Al momento siamo stati informati dalle compagnie di pulman che la strada per Lima e' impraticabile e quindi i mezzi partiti nlla notte stanno ritornando ad Ayacucho. In uno di questi pulman viaggia il nostro contatto peruviano Chiara Bebber, che in questi giorni era venuta a trovarci ad Ayacucho anche per partecipare di persona ad un momento del corso. Domani terminano le attivita' del progetto, non sappiamo ancora di preciso se riusciremo a tornare a Lima, tuttavia questa e' l'unica difficolta' che abbiamo.
Al momento della scossa stavamo riposando in camera dopo l'ennesima giornata di viaggi e corso. Al terzo piano dll'Hostal Costa Azul i nostri letti hanno iniziato a traballare paurosamente e le luci si sono spente. Siamo corsi in strada dove una folla di gente si era gia' riversata in preda al panico. La scossa e' durata, con intesita' incostante, circa tre minuti. Fortunatamente non ci sono stati crolli strutturali nella nostra zona. Stamani, quando siamo andati nella piccola scuolina di un asentamiento humano nelle vicinanze di Huanta, la maestra ci ha fatto fare il giro delle mura segnate da crepe e fratture evidenti.
Per il momento vi salutiamo.
Vi terremo aggiornati.
A&C

lunedì 13 agosto 2007

Prospettive andine

Vivere e lavorare sulle Ande è veramente un’esperienza alternativa. Mi sorprendo spesso a rivalutare i nostri parametri di vita.
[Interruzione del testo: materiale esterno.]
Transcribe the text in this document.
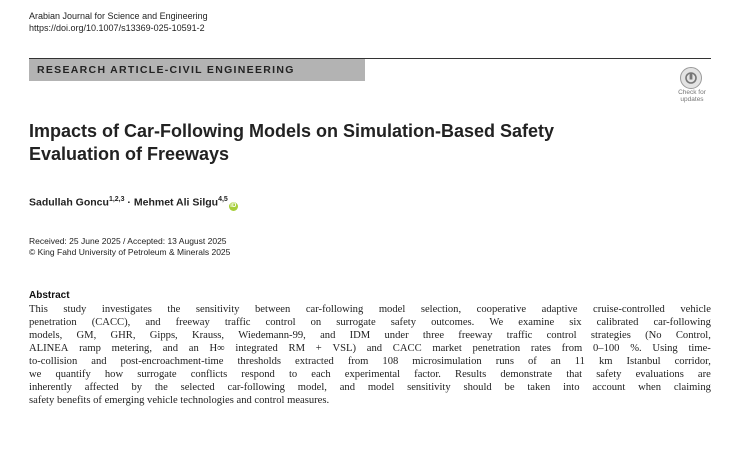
Arabian Journal for Science and Engineering
https://doi.org/10.1007/s13369-025-10591-2
RESEARCH ARTICLE-CIVIL ENGINEERING
Check for
updates
Impacts of Car-Following Models on Simulation-Based Safety
Evaluation of Freeways
Sadullah Goncu$^{1,2,3}$ · Mehmet Ali Silgu$^{4,5}$iD
Received: 25 June 2025 / Accepted: 13 August 2025
© King Fahd University of Petroleum & Minerals 2025
Abstract
This study investigates the sensitivity between car-following model selection, cooperative adaptive cruise-controlled vehicle
penetration (CACC), and freeway traffic control on surrogate safety outcomes. We examine six calibrated car-following
models, GM, GHR, Gipps, Krauss, Wiedemann-99, and IDM under three freeway traffic control strategies (No Control,
ALINEA ramp metering, and an H∞ integrated RM + VSL) and CACC market penetration rates from 0–100 %. Using time-
to-collision and post-encroachment-time thresholds extracted from 108 microsimulation runs of an 11 km Istanbul corridor,
we quantify how surrogate conflicts respond to each experimental factor. Results demonstrate that safety evaluations are
inherently affected by the selected car-following model, and model sensitivity should be taken into account when claiming
safety benefits of emerging vehicle technologies and control measures.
Le distanze e il paesaggio

Scavalcare montagne ogni giorno. Huamanga, il luogo dove viviamo, dista un’ora di tornanti sali e scendi percorribile solo in dondolanti e soporiferi mezzi, dal luogo in cui lavoriamo quotidianamente, Huanta. Noi quanto loro, gli autoctoni, siamo assorti nello stupito guardare attraverso il finestrino l’esilarante paesaggio che serpeggia mutevole tra agavi, tunas e capre arroccate. Non stanca mai, continua a catturare lo sguardo, si mostra in una serie di quadri perfetti dove hai sempre un particolare nuovo da osservare: il maiale che si grufola davanti alle case di fango sovrastate dalla tremolante scritta “Internet”; il rio in cui qualcuno si sta bagnando, la mujer che spunta dal nulla al di là di una curva col bimbo marsupiato nella coloratissima manta, il ponte Ayaharcuna sotto cui si usava far ritrovare ai campesinos i cadaveri dei loro cari assassinati e poi minuti e minuti di pure curve inscritte nella roccia e nella vegetazione.
Sicuramente non si sta comodi col compagno di asiento pressurizzato a fianco ma mi viene in mente che sul 27 la mia mirada deve appagarsi con l’Oviesse, una fiumana di gente velocemente indaffarata e gli anonimi palazzoni di viale Talenti. Tanti dei nostri corsisti abitano nei pueblos intorno a Huanta qunque, dopo aver passato la mattinata a scuola o a lavorare, si fanno anche una o due ore di viaggio per partecipare all’iniziativa…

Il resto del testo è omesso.